Dadurch sinken Temperatur und Druck und die Ventilatoren schalten wieder aus. Die schwankenden Drücke im Kältekreislauf führen dazu, dass sich kein stationärer Betriebszustand einstellen kann, in dem der Kältemittelkreislauf optimal arbeitet. Ein weiteres Bauteil mit maßgeblichem Einfluss auf die Energieeffizienz ist das Expansionsventil.
Moderne elektronische Expansionsventile basieren zwar auf demselben Regelkreis wie klassische thermostatische Expansionsventile, sind aber in der Lage, die zur Verfügung stehende Verdampfungsstrecke optimal auszunutzen.

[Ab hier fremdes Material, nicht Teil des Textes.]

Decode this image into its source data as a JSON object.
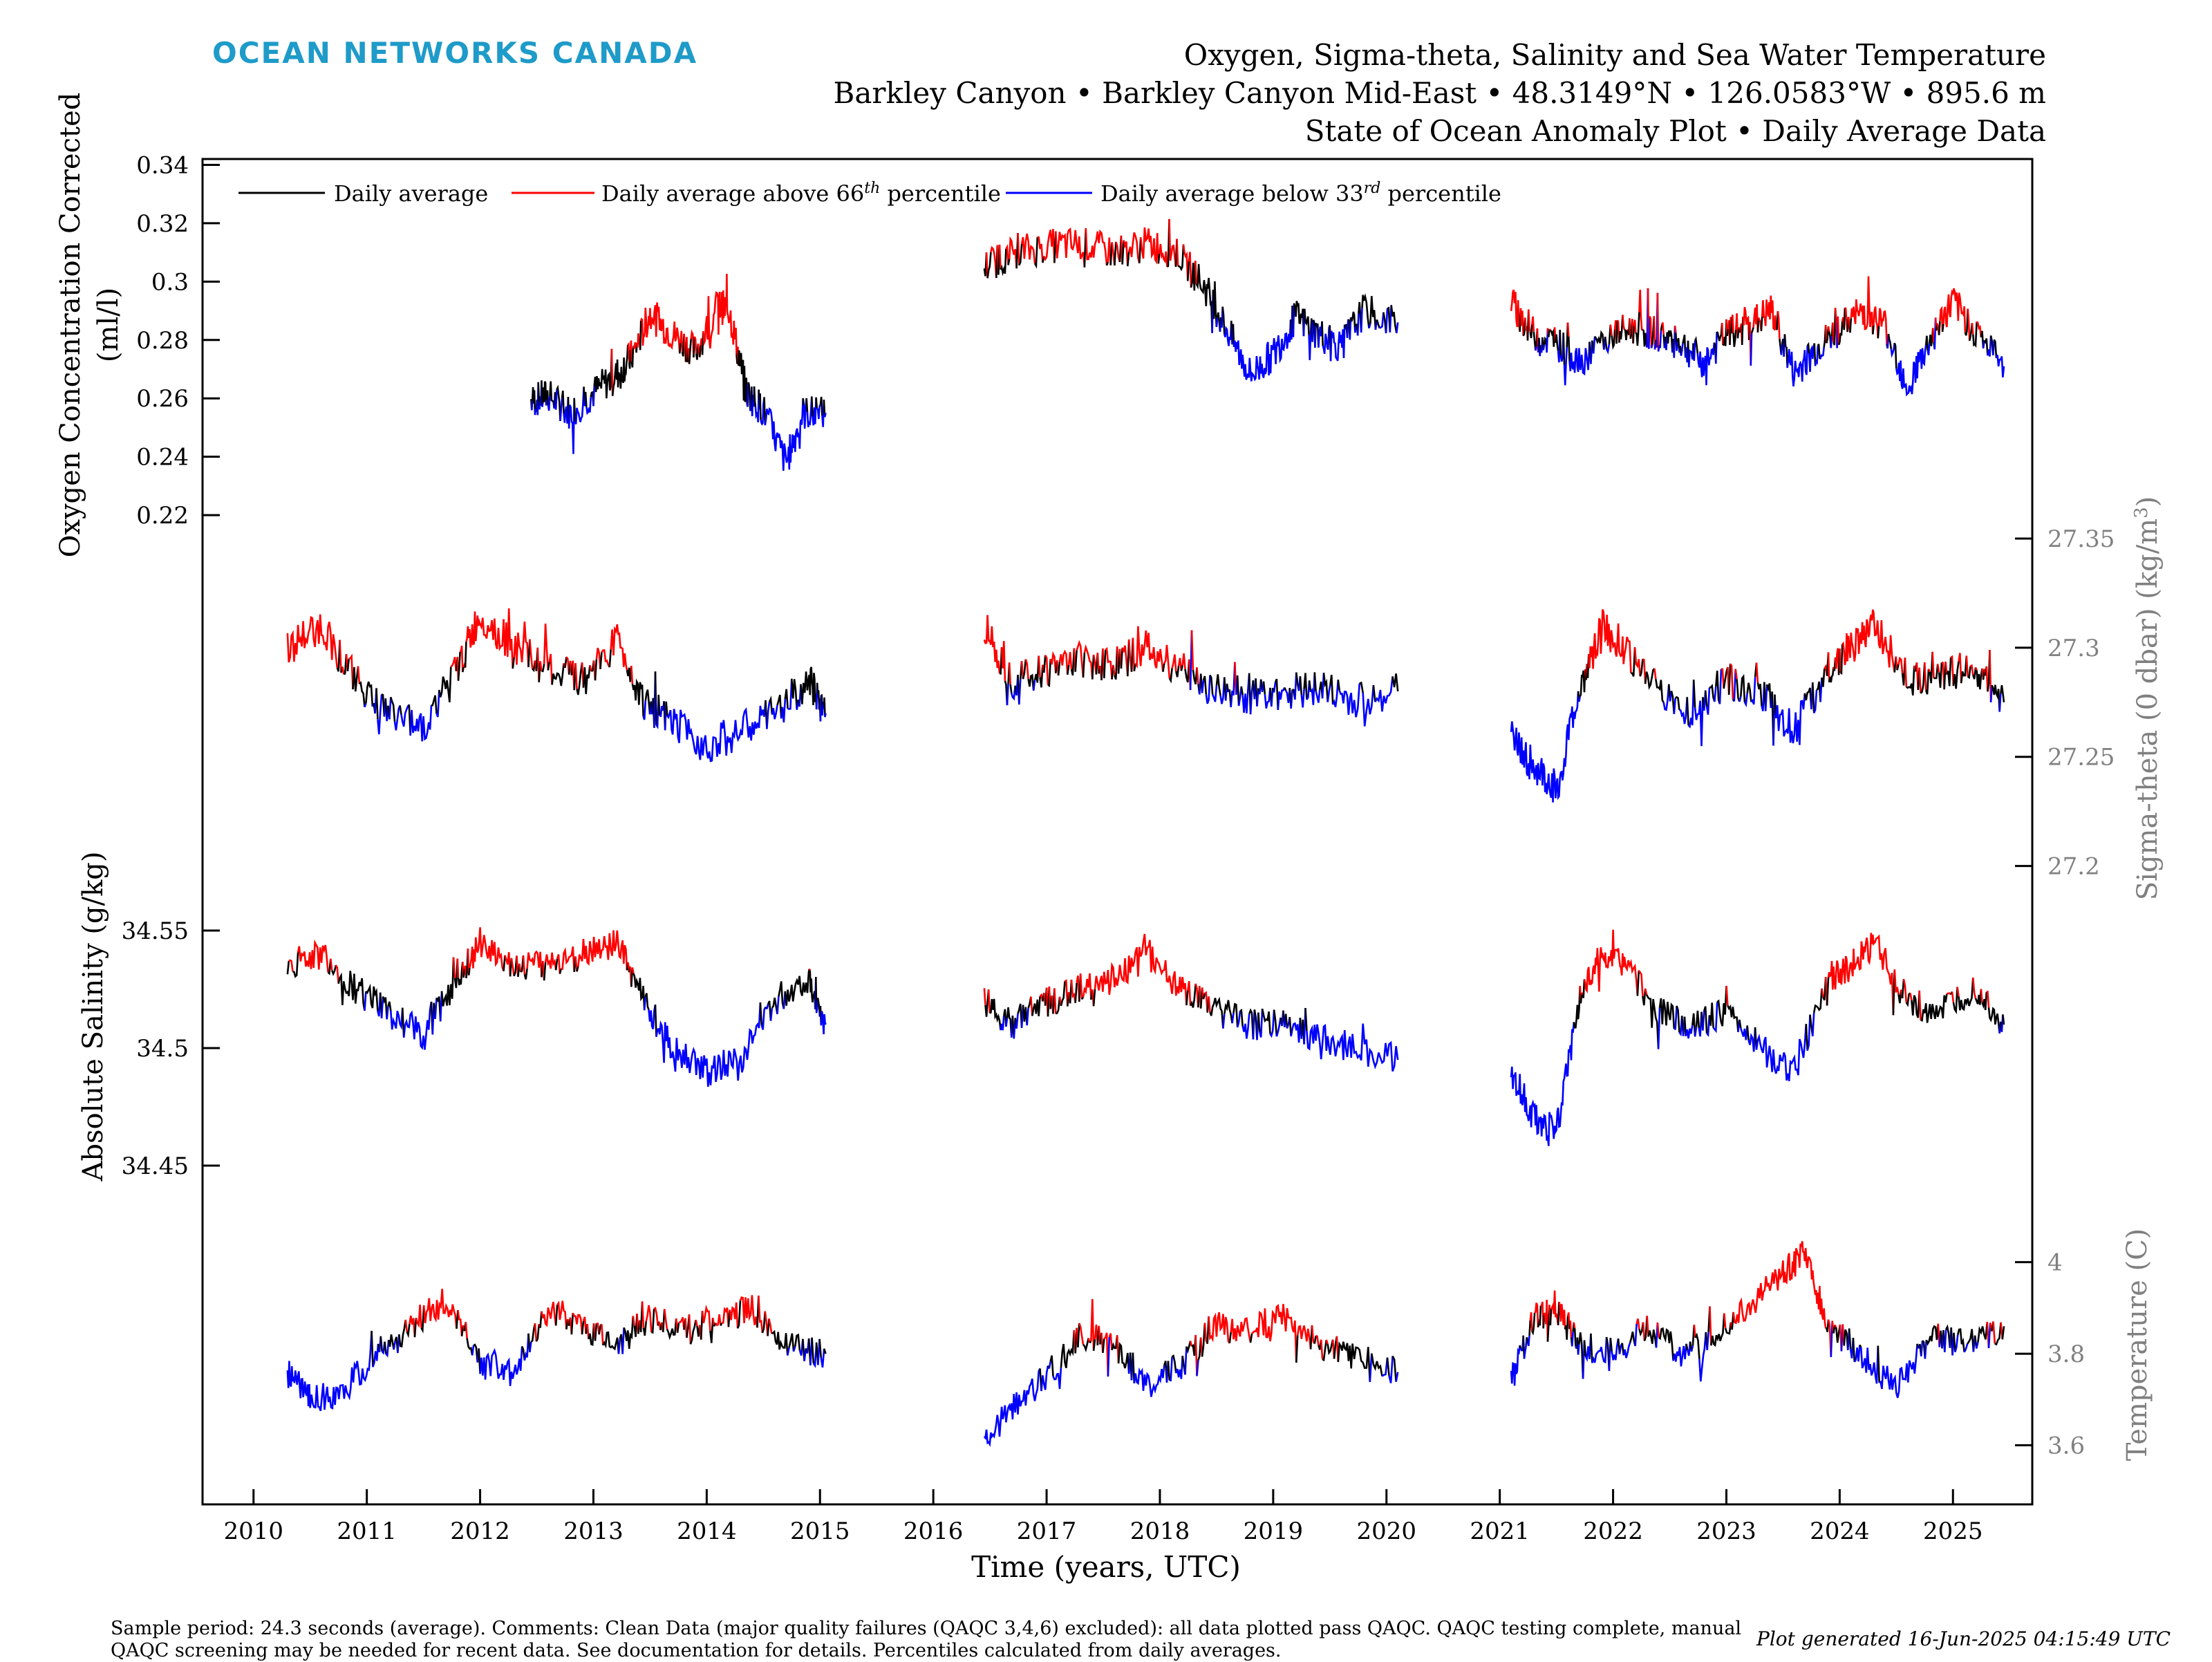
{
  "header": {
    "brand": "OCEAN NETWORKS CANADA",
    "title_line1": "Oxygen, Sigma-theta, Salinity and Sea Water Temperature",
    "title_line2": "Barkley Canyon • Barkley Canyon Mid-East • 48.3149°N • 126.0583°W • 895.6 m",
    "title_line3": "State of Ocean Anomaly Plot • Daily Average Data"
  },
  "legend": {
    "daily": "Daily average",
    "above_prefix": "Daily average above 66",
    "above_sup": "th",
    "above_suffix": " percentile",
    "below_prefix": "Daily average below 33",
    "below_sup": "rd",
    "below_suffix": " percentile"
  },
  "colors": {
    "daily": "#000000",
    "above": "#ff0000",
    "below": "#0000ff",
    "brand": "#1e9bc9",
    "right_axis": "#808080"
  },
  "footer": {
    "comments": "Sample period: 24.3 seconds (average). Comments: Clean Data (major quality failures (QAQC 3,4,6) excluded): all data plotted pass QAQC. QAQC testing complete, manual QAQC screening may be needed for recent data. See documentation for details. Percentiles calculated from daily averages.",
    "generated": "Plot generated 16-Jun-2025 04:15:49 UTC"
  },
  "chart_data": {
    "type": "line",
    "x_axis": {
      "label": "Time (years, UTC)",
      "range": [
        2009.55,
        2025.7
      ],
      "ticks": [
        "2010",
        "2011",
        "2012",
        "2013",
        "2014",
        "2015",
        "2016",
        "2017",
        "2018",
        "2019",
        "2020",
        "2021",
        "2022",
        "2023",
        "2024",
        "2025"
      ]
    },
    "panels": [
      {
        "id": "oxygen",
        "axis_side": "left",
        "label_line1": "Oxygen Concentration Corrected",
        "label_line2": "(ml/l)",
        "ticks": [
          "0.22",
          "0.24",
          "0.26",
          "0.28",
          "0.3",
          "0.32",
          "0.34"
        ],
        "range": [
          0.207,
          0.342
        ],
        "segments": [
          {
            "x": [
              2012.45,
              2012.6,
              2012.8,
              2013.0,
              2013.2,
              2013.35,
              2013.5,
              2013.7,
              2013.9,
              2014.1,
              2014.2,
              2014.35,
              2014.5,
              2014.7,
              2014.85,
              2015.05
            ],
            "y": [
              0.259,
              0.261,
              0.255,
              0.262,
              0.268,
              0.275,
              0.289,
              0.282,
              0.276,
              0.292,
              0.29,
              0.262,
              0.256,
              0.238,
              0.255,
              0.255
            ]
          },
          {
            "x": [
              2016.45,
              2016.7,
              2017.0,
              2017.3,
              2017.6,
              2017.9,
              2018.15,
              2018.4,
              2018.6,
              2018.8,
              2019.0,
              2019.2,
              2019.4,
              2019.6,
              2019.8,
              2020.1
            ],
            "y": [
              0.305,
              0.31,
              0.312,
              0.313,
              0.31,
              0.313,
              0.31,
              0.298,
              0.283,
              0.268,
              0.275,
              0.288,
              0.282,
              0.278,
              0.29,
              0.286
            ]
          },
          {
            "x": [
              2021.1,
              2021.3,
              2021.5,
              2021.7,
              2022.0,
              2022.2,
              2022.4,
              2022.6,
              2022.8,
              2023.0,
              2023.2,
              2023.4,
              2023.6,
              2023.8,
              2024.0,
              2024.2,
              2024.4,
              2024.6,
              2024.8,
              2025.0,
              2025.2,
              2025.45
            ],
            "y": [
              0.293,
              0.282,
              0.279,
              0.273,
              0.282,
              0.284,
              0.282,
              0.279,
              0.272,
              0.282,
              0.285,
              0.29,
              0.268,
              0.277,
              0.284,
              0.29,
              0.285,
              0.264,
              0.28,
              0.293,
              0.283,
              0.271
            ]
          }
        ]
      },
      {
        "id": "sigma",
        "axis_side": "right",
        "label": "Sigma-theta (0 dbar) (kg/m",
        "label_sup": "3",
        "label_end": ")",
        "ticks": [
          "27.2",
          "27.25",
          "27.3",
          "27.35"
        ],
        "range": [
          27.185,
          27.375
        ],
        "segments": [
          {
            "x": [
              2010.3,
              2010.6,
              2010.9,
              2011.2,
              2011.5,
              2011.8,
              2012.0,
              2012.3,
              2012.6,
              2012.9,
              2013.2,
              2013.45,
              2013.7,
              2014.0,
              2014.3,
              2014.6,
              2014.9,
              2015.05
            ],
            "y": [
              27.3,
              27.31,
              27.285,
              27.27,
              27.265,
              27.29,
              27.315,
              27.3,
              27.29,
              27.285,
              27.305,
              27.275,
              27.265,
              27.255,
              27.262,
              27.27,
              27.285,
              27.27
            ]
          },
          {
            "x": [
              2016.45,
              2016.7,
              2017.0,
              2017.3,
              2017.6,
              2017.9,
              2018.2,
              2018.5,
              2018.8,
              2019.1,
              2019.4,
              2019.7,
              2020.1
            ],
            "y": [
              27.31,
              27.285,
              27.29,
              27.295,
              27.292,
              27.3,
              27.29,
              27.28,
              27.278,
              27.28,
              27.282,
              27.275,
              27.28
            ]
          },
          {
            "x": [
              2021.1,
              2021.3,
              2021.5,
              2021.7,
              2021.9,
              2022.1,
              2022.4,
              2022.7,
              2023.0,
              2023.3,
              2023.6,
              2023.9,
              2024.1,
              2024.3,
              2024.6,
              2024.9,
              2025.2,
              2025.45
            ],
            "y": [
              27.26,
              27.245,
              27.235,
              27.28,
              27.31,
              27.3,
              27.28,
              27.27,
              27.285,
              27.28,
              27.262,
              27.29,
              27.3,
              27.31,
              27.285,
              27.288,
              27.29,
              27.275
            ]
          }
        ]
      },
      {
        "id": "salinity",
        "axis_side": "left",
        "label": "Absolute Salinity (g/kg)",
        "ticks": [
          "34.45",
          "34.5",
          "34.55"
        ],
        "range": [
          34.44,
          34.59
        ],
        "segments": [
          {
            "x": [
              2010.3,
              2010.6,
              2010.9,
              2011.2,
              2011.5,
              2011.8,
              2012.0,
              2012.3,
              2012.6,
              2012.9,
              2013.2,
              2013.45,
              2013.7,
              2014.0,
              2014.3,
              2014.6,
              2014.9,
              2015.05
            ],
            "y": [
              34.535,
              34.54,
              34.525,
              34.515,
              34.505,
              34.53,
              34.545,
              34.535,
              34.535,
              34.54,
              34.545,
              34.52,
              34.5,
              34.49,
              34.495,
              34.52,
              34.53,
              34.51
            ]
          },
          {
            "x": [
              2016.45,
              2016.7,
              2017.0,
              2017.3,
              2017.6,
              2017.9,
              2018.2,
              2018.5,
              2018.8,
              2019.1,
              2019.4,
              2019.7,
              2020.1
            ],
            "y": [
              34.52,
              34.51,
              34.52,
              34.525,
              34.53,
              34.54,
              34.525,
              34.515,
              34.51,
              34.51,
              34.505,
              34.5,
              34.495
            ]
          },
          {
            "x": [
              2021.1,
              2021.3,
              2021.5,
              2021.7,
              2021.9,
              2022.1,
              2022.4,
              2022.7,
              2023.0,
              2023.3,
              2023.6,
              2023.9,
              2024.1,
              2024.3,
              2024.6,
              2024.9,
              2025.2,
              2025.45
            ],
            "y": [
              34.49,
              34.47,
              34.465,
              34.52,
              34.54,
              34.535,
              34.515,
              34.51,
              34.515,
              34.5,
              34.49,
              34.53,
              34.535,
              34.545,
              34.52,
              34.515,
              34.525,
              34.51
            ]
          }
        ]
      },
      {
        "id": "temperature",
        "axis_side": "right",
        "label": "Temperature (C)",
        "ticks": [
          "3.6",
          "3.8",
          "4"
        ],
        "range": [
          3.48,
          4.22
        ],
        "segments": [
          {
            "x": [
              2010.3,
              2010.5,
              2010.8,
              2011.1,
              2011.4,
              2011.7,
              2012.0,
              2012.3,
              2012.6,
              2012.9,
              2013.2,
              2013.5,
              2013.8,
              2014.1,
              2014.4,
              2014.7,
              2015.05
            ],
            "y": [
              3.76,
              3.7,
              3.72,
              3.8,
              3.86,
              3.92,
              3.78,
              3.75,
              3.9,
              3.86,
              3.82,
              3.88,
              3.85,
              3.87,
              3.9,
              3.82,
              3.8
            ]
          },
          {
            "x": [
              2016.45,
              2016.7,
              2017.0,
              2017.3,
              2017.6,
              2017.9,
              2018.2,
              2018.5,
              2018.8,
              2019.1,
              2019.4,
              2019.7,
              2020.1
            ],
            "y": [
              3.62,
              3.68,
              3.75,
              3.84,
              3.82,
              3.73,
              3.78,
              3.86,
              3.85,
              3.88,
              3.82,
              3.8,
              3.76
            ]
          },
          {
            "x": [
              2021.1,
              2021.3,
              2021.5,
              2021.7,
              2022.0,
              2022.3,
              2022.6,
              2022.9,
              2023.2,
              2023.5,
              2023.7,
              2023.9,
              2024.2,
              2024.5,
              2024.8,
              2025.1,
              2025.45
            ],
            "y": [
              3.74,
              3.88,
              3.9,
              3.82,
              3.8,
              3.86,
              3.8,
              3.84,
              3.9,
              3.98,
              4.02,
              3.86,
              3.8,
              3.72,
              3.84,
              3.82,
              3.86
            ]
          }
        ]
      }
    ]
  }
}
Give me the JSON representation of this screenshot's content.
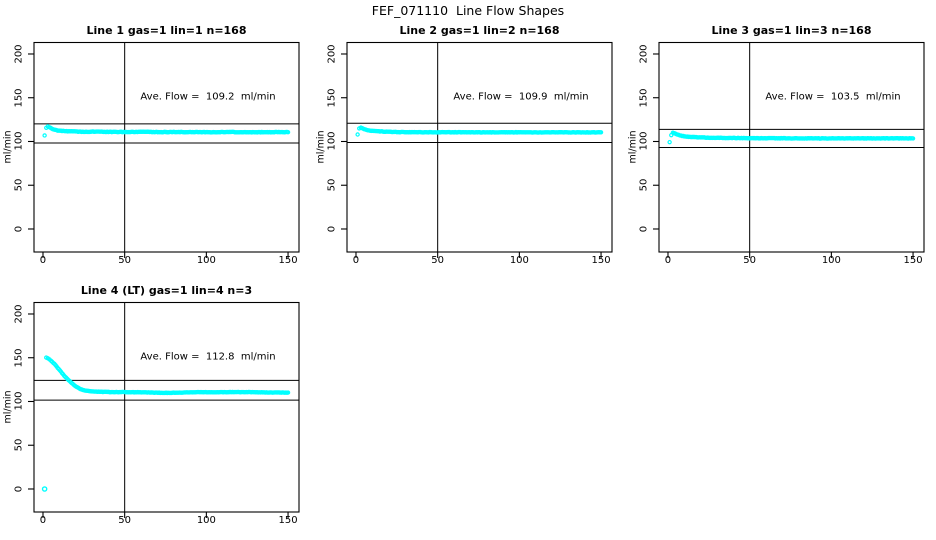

Mehrkosten durch abweichende Herstellerangaben
Was reale Leistungsabweichungen gegenüber den Herstellerangaben für den Betreiber bedeuten, soll ein kleines Rechenbeispiel veranschaulichen. Angenommen ein Industrieprozess benötigt ganzjährig (24 Stunden an 365 Tagen im Jahr) eine Kühlleistung von 100 KW. Ein entsprechender luftgekühlter Flüssigkeitskühler darf laut EU-Verordnung im Jahresschnitt nicht mehr als 20 kW elektrische Leistung aufnehmen. Bei einem Strompreis von 30 ct/kWh ergeben sich Kosten von gut 52.000 EUR. Die Energieeffizienz ist als Quotient aus Kühlleistung und elektrischer Leistungsaufnahme definiert. Sollte das Gerät nun eine Jahresenergieeffizienz von 20 % weniger aufweisen, führt das zu zwei möglichen Szenarien: Wird die Kühlleistung nicht erreicht, drohen im schlimmsten Fall Produktionsausfälle. Wird hingegen die Kühlleistung trotz der geringeren Effizienz erreicht, ist die elektrische Leistungsaufnahme deutlich höher. Im betrachteten Beispiel steigen die jährlichen Kosten auf 63.000 EUR an, es ergeben sich also Mehrkosten von über 10.000 EUR. In großen Chemieparks werden deutlich höhere ganzjährige Kühlleistungen benötigt – das Rechenbeispiel lässt sich entsprechend übertragen. Es kann deshalb durchaus finanziell lohnend sein, bei größeren Investitionsvorhaben die Leistung der anzuschaffenden Geräte bei festgelegten Bedingungen unabhängig nachmessen zu lassen.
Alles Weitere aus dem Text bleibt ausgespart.